Ho saputo o capito da buona fonte che i figli del compianto Silvio Berlusconi, ma soprattutto Pier Silvio, non hanno gradito una lunga intervista- confessione del cardinale Camillo Ruini alla Stampa per il passaggio che li riguarda. E, in effetti, non appare incoraggiante per le tentazioni che essi avvertono ricorrentemente, o si lasciano attribuire da cronisti e retroscenisti, di seguire il padre anche nell’avventura politica.

Il loro cognome del resto è rimasto e rimarrà sempre - ha assicurato il segretario, vice presidente del Consiglio e ministro degli Esteri Antonio Tajani - nel simbolo di Forza Italia. Un nome anch’esso, come un marchio, d’improbabile rimozione. E ciò per quanta concorrenza possano procurare partiti che si rifanno anch’essi all’Italia, a cominciare dai Fratelli d’Italia, appunto, di Giorgia Meloni. Proprio con questo nome il partito della premier è riuscito a dare alla destra le dimensioni neppure immaginate da Gianfranco Fini con la sua Alleanza Nazionale subentrata al Movimento Sociale, tanto modesta di voti da confluire nel partito più largo offertole proprio da Berlusconi.

Salvo uscirne quando a Fini scivolò il piede sul pedale della insofferenza. O ne fu “cacciato”, come lo stesso Fini sostenne dopo avere pubblicamente sfidato l’allora presidente del Consiglio a farlo. Il cardinale Ruini, che di Silvio Berlusconi vincitore delle elezioni politiche del 1994 divenne dichiaratamente amico, e non solo estimatore, ha detto a proposito dei figli, testualmente, non vedendone “la prospettiva” della discesa in campo, come diceva il padre: «Come leader politico Silvio Berlusconi aveva delle doti di carisma. Ma si tratta di talenti personali nella vita pubblica che difficilmente passano da padre in figlio».

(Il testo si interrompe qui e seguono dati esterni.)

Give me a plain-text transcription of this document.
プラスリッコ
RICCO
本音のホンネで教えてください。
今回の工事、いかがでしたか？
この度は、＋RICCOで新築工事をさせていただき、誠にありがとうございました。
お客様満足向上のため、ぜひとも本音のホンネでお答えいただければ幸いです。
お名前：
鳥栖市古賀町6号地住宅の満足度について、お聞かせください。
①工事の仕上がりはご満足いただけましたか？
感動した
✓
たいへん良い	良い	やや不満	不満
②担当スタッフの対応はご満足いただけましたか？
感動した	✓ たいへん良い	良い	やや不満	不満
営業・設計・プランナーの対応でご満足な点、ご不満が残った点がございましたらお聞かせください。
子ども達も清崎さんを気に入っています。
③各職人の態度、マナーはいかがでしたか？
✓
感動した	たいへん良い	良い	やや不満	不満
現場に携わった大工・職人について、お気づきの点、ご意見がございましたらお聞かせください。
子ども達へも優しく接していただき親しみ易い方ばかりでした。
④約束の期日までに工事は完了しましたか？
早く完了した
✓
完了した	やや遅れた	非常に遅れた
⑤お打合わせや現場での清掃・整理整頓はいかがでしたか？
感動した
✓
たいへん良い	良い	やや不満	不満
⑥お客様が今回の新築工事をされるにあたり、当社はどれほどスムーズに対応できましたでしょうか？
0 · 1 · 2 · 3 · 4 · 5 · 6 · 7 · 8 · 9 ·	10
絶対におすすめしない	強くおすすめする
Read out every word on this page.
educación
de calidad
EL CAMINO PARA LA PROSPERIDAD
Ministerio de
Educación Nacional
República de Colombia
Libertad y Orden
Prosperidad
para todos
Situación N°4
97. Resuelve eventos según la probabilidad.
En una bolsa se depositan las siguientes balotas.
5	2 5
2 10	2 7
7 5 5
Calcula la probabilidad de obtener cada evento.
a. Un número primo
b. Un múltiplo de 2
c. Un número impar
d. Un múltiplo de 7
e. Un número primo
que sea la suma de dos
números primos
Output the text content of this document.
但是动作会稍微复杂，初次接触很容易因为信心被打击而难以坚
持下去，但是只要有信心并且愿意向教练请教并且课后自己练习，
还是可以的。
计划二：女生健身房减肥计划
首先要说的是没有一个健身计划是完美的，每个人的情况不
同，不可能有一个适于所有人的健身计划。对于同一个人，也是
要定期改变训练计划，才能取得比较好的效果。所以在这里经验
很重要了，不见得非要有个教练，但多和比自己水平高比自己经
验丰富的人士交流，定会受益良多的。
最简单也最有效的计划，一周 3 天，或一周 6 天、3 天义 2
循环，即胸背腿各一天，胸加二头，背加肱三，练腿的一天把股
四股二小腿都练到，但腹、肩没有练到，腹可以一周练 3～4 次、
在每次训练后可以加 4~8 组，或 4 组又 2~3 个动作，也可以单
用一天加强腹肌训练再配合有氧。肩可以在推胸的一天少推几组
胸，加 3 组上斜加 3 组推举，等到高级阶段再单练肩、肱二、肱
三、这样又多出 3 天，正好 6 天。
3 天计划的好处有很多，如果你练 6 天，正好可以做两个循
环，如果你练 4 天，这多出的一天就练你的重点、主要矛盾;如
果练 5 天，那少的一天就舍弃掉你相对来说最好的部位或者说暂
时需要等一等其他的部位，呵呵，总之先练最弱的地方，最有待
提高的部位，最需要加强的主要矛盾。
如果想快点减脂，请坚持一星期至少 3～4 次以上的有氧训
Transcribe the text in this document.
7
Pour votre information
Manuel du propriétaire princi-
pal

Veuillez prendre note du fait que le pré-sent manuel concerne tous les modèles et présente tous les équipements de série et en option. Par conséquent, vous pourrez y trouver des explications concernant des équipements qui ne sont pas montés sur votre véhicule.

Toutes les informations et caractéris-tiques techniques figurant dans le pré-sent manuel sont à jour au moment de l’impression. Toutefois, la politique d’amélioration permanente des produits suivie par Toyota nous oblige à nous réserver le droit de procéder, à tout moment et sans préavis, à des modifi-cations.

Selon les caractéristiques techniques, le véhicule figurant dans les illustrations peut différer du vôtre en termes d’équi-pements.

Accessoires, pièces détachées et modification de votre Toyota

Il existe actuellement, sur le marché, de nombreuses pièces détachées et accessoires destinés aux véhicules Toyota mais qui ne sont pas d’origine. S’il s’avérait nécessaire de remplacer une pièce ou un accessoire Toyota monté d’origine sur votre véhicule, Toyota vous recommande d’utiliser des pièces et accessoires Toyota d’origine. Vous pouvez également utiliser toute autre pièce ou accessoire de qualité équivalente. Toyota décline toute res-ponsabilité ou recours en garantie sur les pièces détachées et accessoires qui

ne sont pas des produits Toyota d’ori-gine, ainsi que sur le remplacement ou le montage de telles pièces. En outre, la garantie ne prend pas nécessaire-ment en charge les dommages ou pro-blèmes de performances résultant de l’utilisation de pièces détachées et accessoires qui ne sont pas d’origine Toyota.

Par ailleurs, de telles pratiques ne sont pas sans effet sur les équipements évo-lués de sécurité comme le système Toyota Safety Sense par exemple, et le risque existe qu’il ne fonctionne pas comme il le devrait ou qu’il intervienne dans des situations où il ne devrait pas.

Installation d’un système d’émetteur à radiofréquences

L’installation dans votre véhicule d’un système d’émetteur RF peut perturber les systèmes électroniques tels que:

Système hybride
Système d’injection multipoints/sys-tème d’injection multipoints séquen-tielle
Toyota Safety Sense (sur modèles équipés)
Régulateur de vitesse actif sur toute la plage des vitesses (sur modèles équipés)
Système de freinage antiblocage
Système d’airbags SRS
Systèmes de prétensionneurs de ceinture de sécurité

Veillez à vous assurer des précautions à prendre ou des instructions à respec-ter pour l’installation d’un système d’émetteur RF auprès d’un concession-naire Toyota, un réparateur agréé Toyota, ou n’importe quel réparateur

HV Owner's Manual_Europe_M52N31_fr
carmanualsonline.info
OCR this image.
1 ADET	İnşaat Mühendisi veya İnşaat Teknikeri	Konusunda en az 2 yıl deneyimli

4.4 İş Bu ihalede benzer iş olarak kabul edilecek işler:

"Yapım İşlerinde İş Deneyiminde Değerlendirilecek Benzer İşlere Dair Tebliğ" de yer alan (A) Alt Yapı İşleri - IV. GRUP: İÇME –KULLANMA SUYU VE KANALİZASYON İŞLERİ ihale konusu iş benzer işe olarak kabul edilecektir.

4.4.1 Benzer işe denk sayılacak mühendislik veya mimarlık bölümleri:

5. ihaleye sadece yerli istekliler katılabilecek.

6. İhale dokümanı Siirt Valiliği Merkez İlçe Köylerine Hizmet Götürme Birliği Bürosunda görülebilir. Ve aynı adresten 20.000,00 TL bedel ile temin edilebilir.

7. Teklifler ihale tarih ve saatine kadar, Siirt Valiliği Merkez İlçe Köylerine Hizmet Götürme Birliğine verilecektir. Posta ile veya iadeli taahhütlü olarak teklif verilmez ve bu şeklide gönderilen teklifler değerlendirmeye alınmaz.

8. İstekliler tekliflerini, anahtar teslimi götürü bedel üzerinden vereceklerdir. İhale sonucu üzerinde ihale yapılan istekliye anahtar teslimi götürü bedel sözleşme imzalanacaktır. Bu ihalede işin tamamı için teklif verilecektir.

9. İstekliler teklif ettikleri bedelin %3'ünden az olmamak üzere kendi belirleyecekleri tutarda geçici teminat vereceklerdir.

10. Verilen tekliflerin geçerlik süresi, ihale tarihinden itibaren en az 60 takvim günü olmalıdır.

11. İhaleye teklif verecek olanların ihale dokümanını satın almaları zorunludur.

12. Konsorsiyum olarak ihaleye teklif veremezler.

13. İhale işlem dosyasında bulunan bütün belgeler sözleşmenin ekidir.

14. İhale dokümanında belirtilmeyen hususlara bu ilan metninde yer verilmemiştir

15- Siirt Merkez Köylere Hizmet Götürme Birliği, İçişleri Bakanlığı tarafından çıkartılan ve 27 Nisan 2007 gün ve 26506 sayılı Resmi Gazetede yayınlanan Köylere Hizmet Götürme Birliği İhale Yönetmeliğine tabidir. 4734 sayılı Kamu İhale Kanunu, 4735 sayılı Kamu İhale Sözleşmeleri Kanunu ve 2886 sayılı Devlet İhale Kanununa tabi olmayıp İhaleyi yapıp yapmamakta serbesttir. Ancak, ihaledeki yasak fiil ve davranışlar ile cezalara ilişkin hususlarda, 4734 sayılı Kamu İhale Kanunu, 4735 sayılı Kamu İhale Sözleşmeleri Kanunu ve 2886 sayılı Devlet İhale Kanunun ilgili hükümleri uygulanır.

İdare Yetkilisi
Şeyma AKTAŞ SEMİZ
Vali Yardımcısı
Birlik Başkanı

Come nel modesto ma prestigioso partito repubblicano accadde a Giorgio La Malfa non succedendo al padre perché preceduto da Giovanni Spadolini, arrivato da presidente a Palazzo Chigi, dove Ugo La Malfa si era affacciato come vice di Aldo Moro tra novembre 1974 e febbraio 1976. Nel richiamo quindi del cardinale Ruini alla improbabilità di una successione dinastica nella politica peraltro di una Repubblica si può anche ritenere che non ci sia stato nulla di veramente personale contro i figli di Berlusconi. Marina, poi, si è spinta pubblicamente di suo sul terreno dei cosiddetti “diritti civili”, dove è facile trovare problemi seri con la Chiesa.
Piuttosto sospetto - con tutte le riserve che meritano i sospetti, anche quelli di tendenza o tradizione andreottiana basati sulla convinzione di “indovinare”- che ai figli di Berlusconi, ma anche al buon Tajani, abbia potuto dare fastidio il riconoscimento del cardinale Ruini al partito della «davvero molto brava» Giorgia Meloni di avere fatto entrare l’Italia in una «certa stabilità».

Garantita dal fatto che «un partito come Fratelli d’Italia può contare all’incirca sul volume di consensi che aveva Forza Italia nel periodo più favorevole». E non ha più.